Na ja, wer nie vor die Tür kommt, Herr Nörgler, wird sicher eher einmal Ideal mit Realität verwechseln, nich’? Da auch in Berlin irgendjemand einen Antrag auf ein Volkbegehren/einen ‑entscheid stellen muss — und der Landeswahlleiter dies nicht von sich aus machen kann, hat der Antragsteller sehr wohl einen großen Einfluss auf die Formulierung. Tatsächlich wäre es vermessen und vermutlich sogar unzulässig, wenn die zuständige Stelle der Exekutive [= Regierung] Texte auf Entscheidungszetteln selbst verfasst.

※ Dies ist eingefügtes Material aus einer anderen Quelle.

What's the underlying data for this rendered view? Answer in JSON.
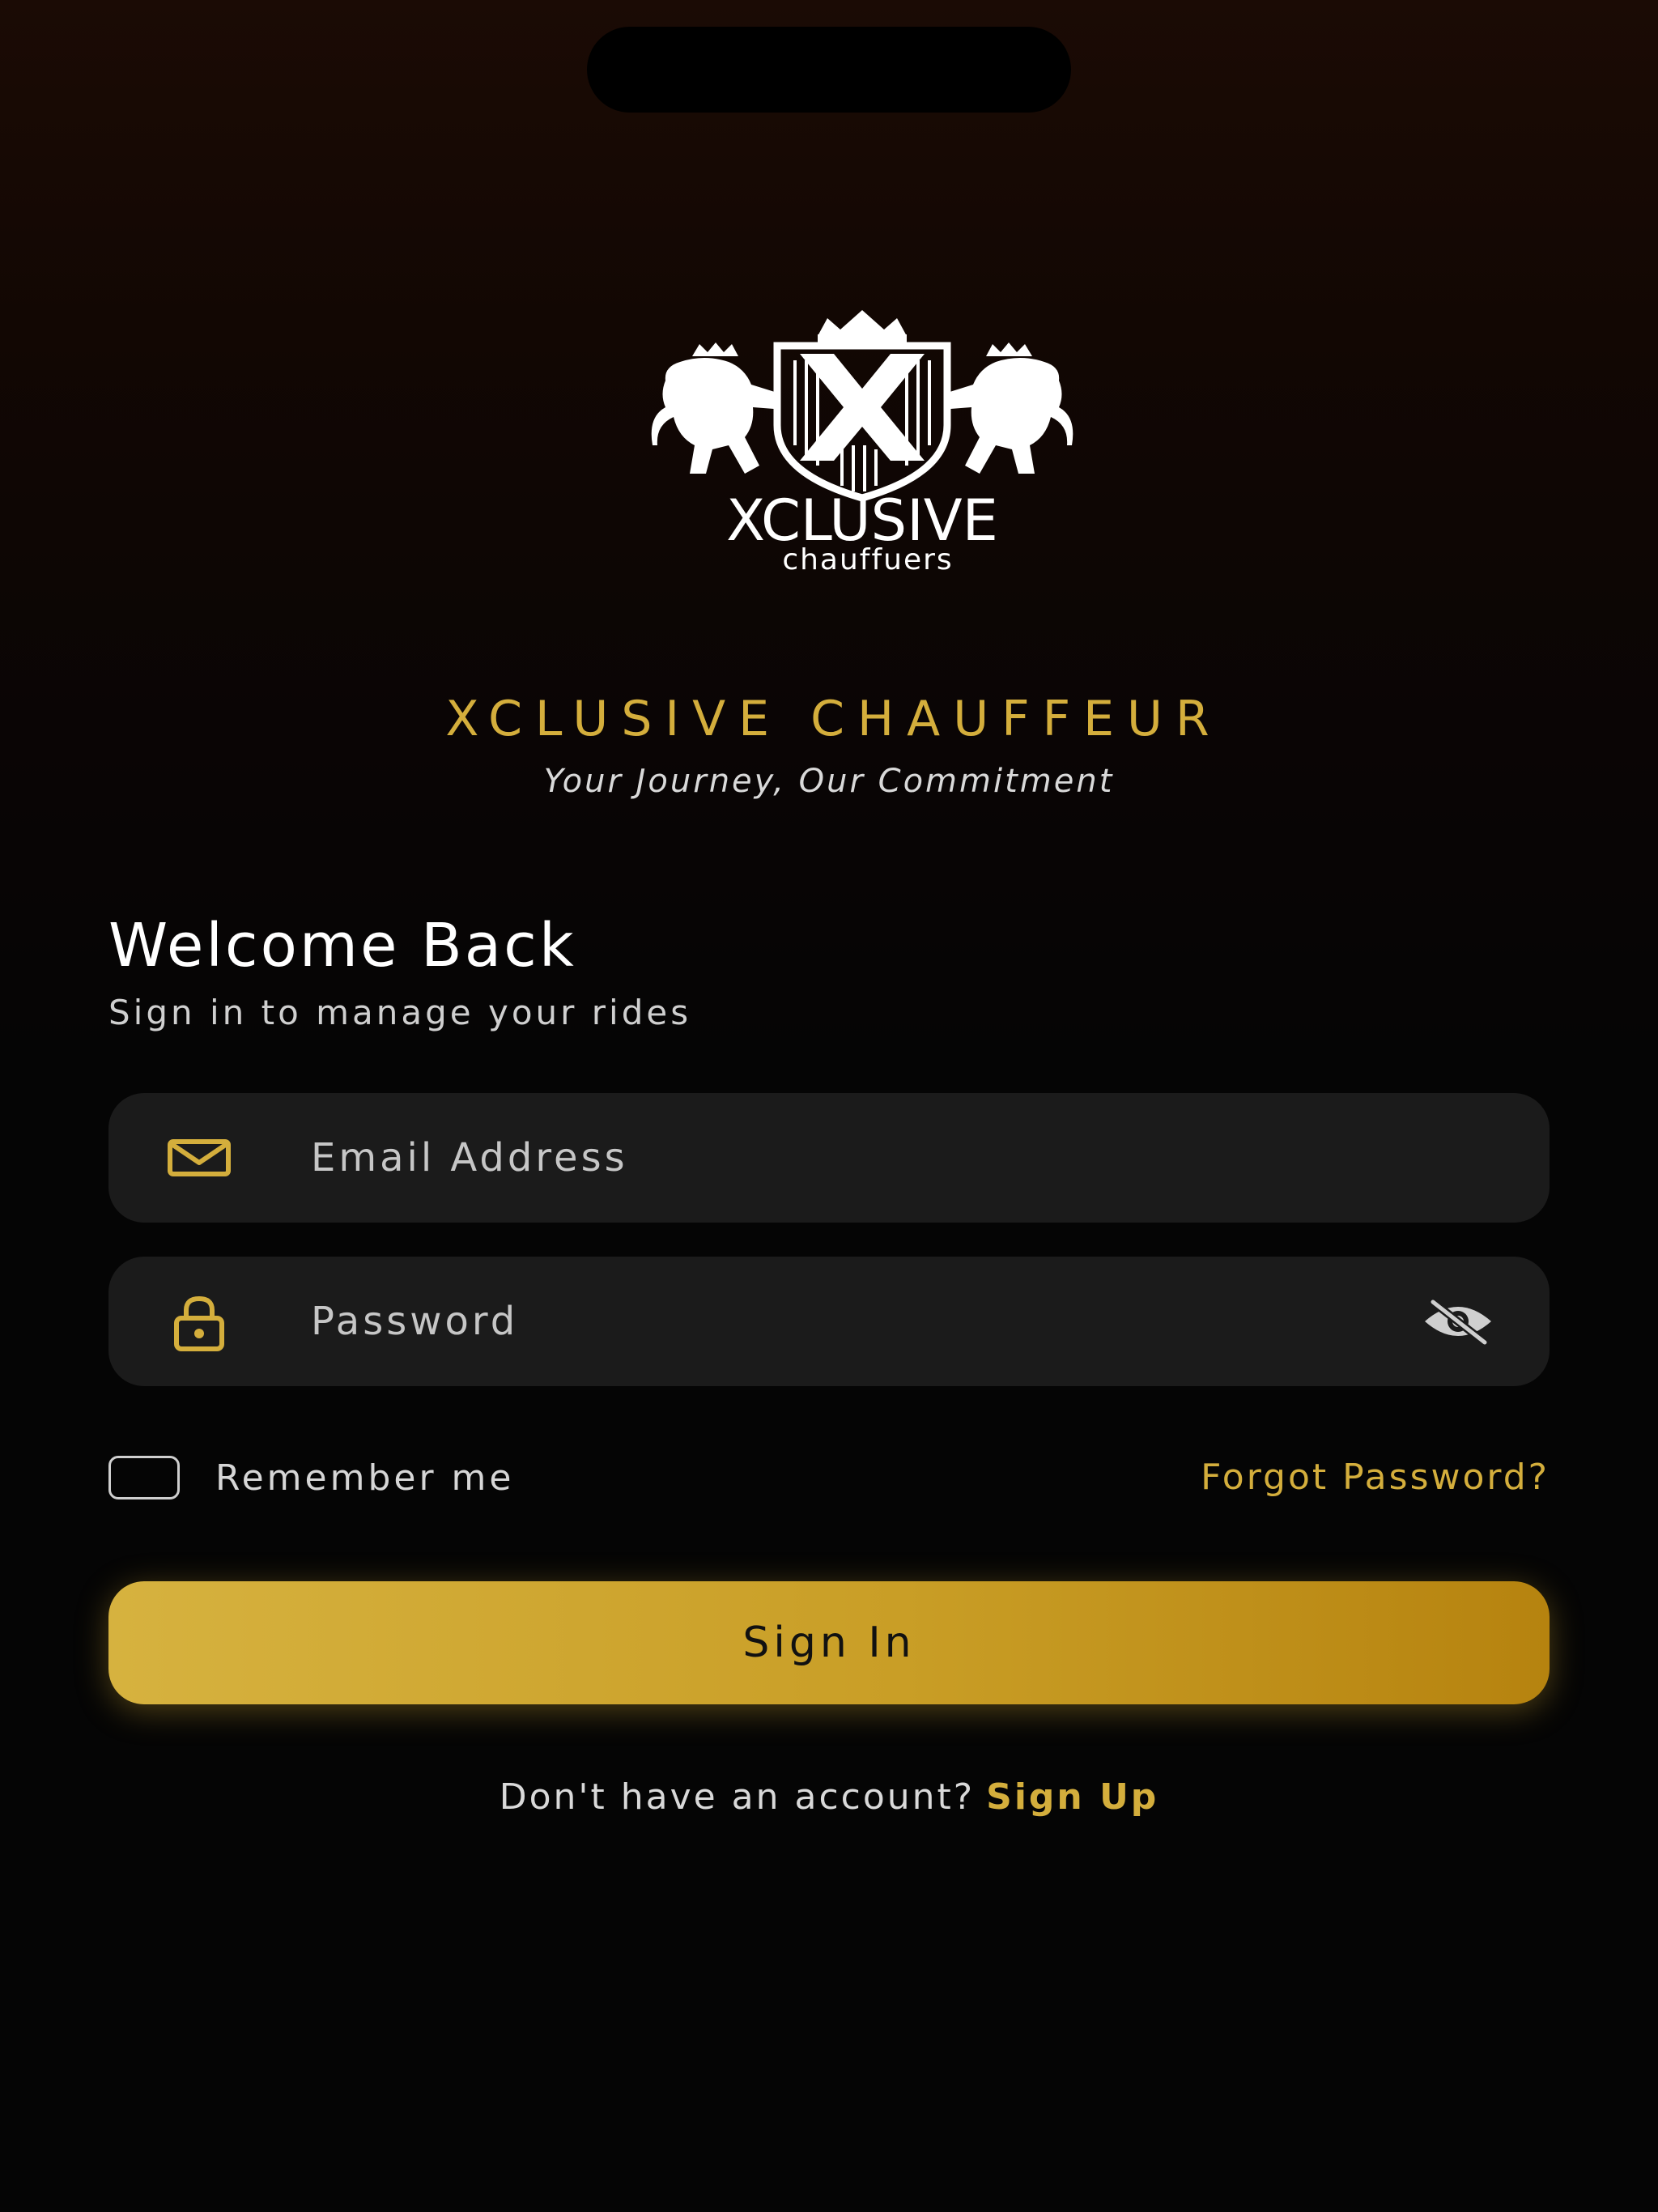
{
  "brand": {
    "logo_wordmark": "XCLUSIVE",
    "logo_subtext": "chauffuers",
    "title": "XCLUSIVE CHAUFFEUR",
    "tagline": "Your Journey, Our Commitment"
  },
  "login": {
    "heading": "Welcome Back",
    "subheading": "Sign in to manage your rides",
    "email": {
      "icon": "mail-icon",
      "placeholder": "Email Address",
      "value": ""
    },
    "password": {
      "icon": "lock-icon",
      "placeholder": "Password",
      "value": "",
      "toggle_icon": "eye-off-icon"
    },
    "remember_label": "Remember me",
    "remember_checked": false,
    "forgot_label": "Forgot Password?",
    "submit_label": "Sign In",
    "signup_prompt": "Don't have an account?",
    "signup_label": "Sign Up"
  },
  "colors": {
    "accent_gold": "#d4ae3c",
    "field_bg": "#1b1b1b",
    "background": "#050505"
  }
}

Das schließt selbstverständlich nicht aus, dass im Büro des Landeswahlleiters eine Formulierung entwickelt wird, die Bürokratese ist — aber selbst dies geht nur in Absprache mit den Initiatoren.
On another note, die bestehende Regelung ist bereits ein Kompromiss, jeder kann religiös gefärbten Unterricht in der staatlichen Schule nehmen [was ohnehin nur gesellschaftlich geduldet ist; verfassungsrechtlich fragwürdig bleibt es], keiner muss. Ich frage mich ohnehin schon seit Jahrzehnten — mein Alter war noch einstellig, als mir das Thema auffiel -, weshalb Religionsunterricht in Deutschland konfessionsgebunden und einseitig ist. Es spielt dabei keine Rolle, ob Imame, Pfarrer, Pastoren oder Scientologen [kA wie deren Berufsbezeichnungen lauten] unterrichten.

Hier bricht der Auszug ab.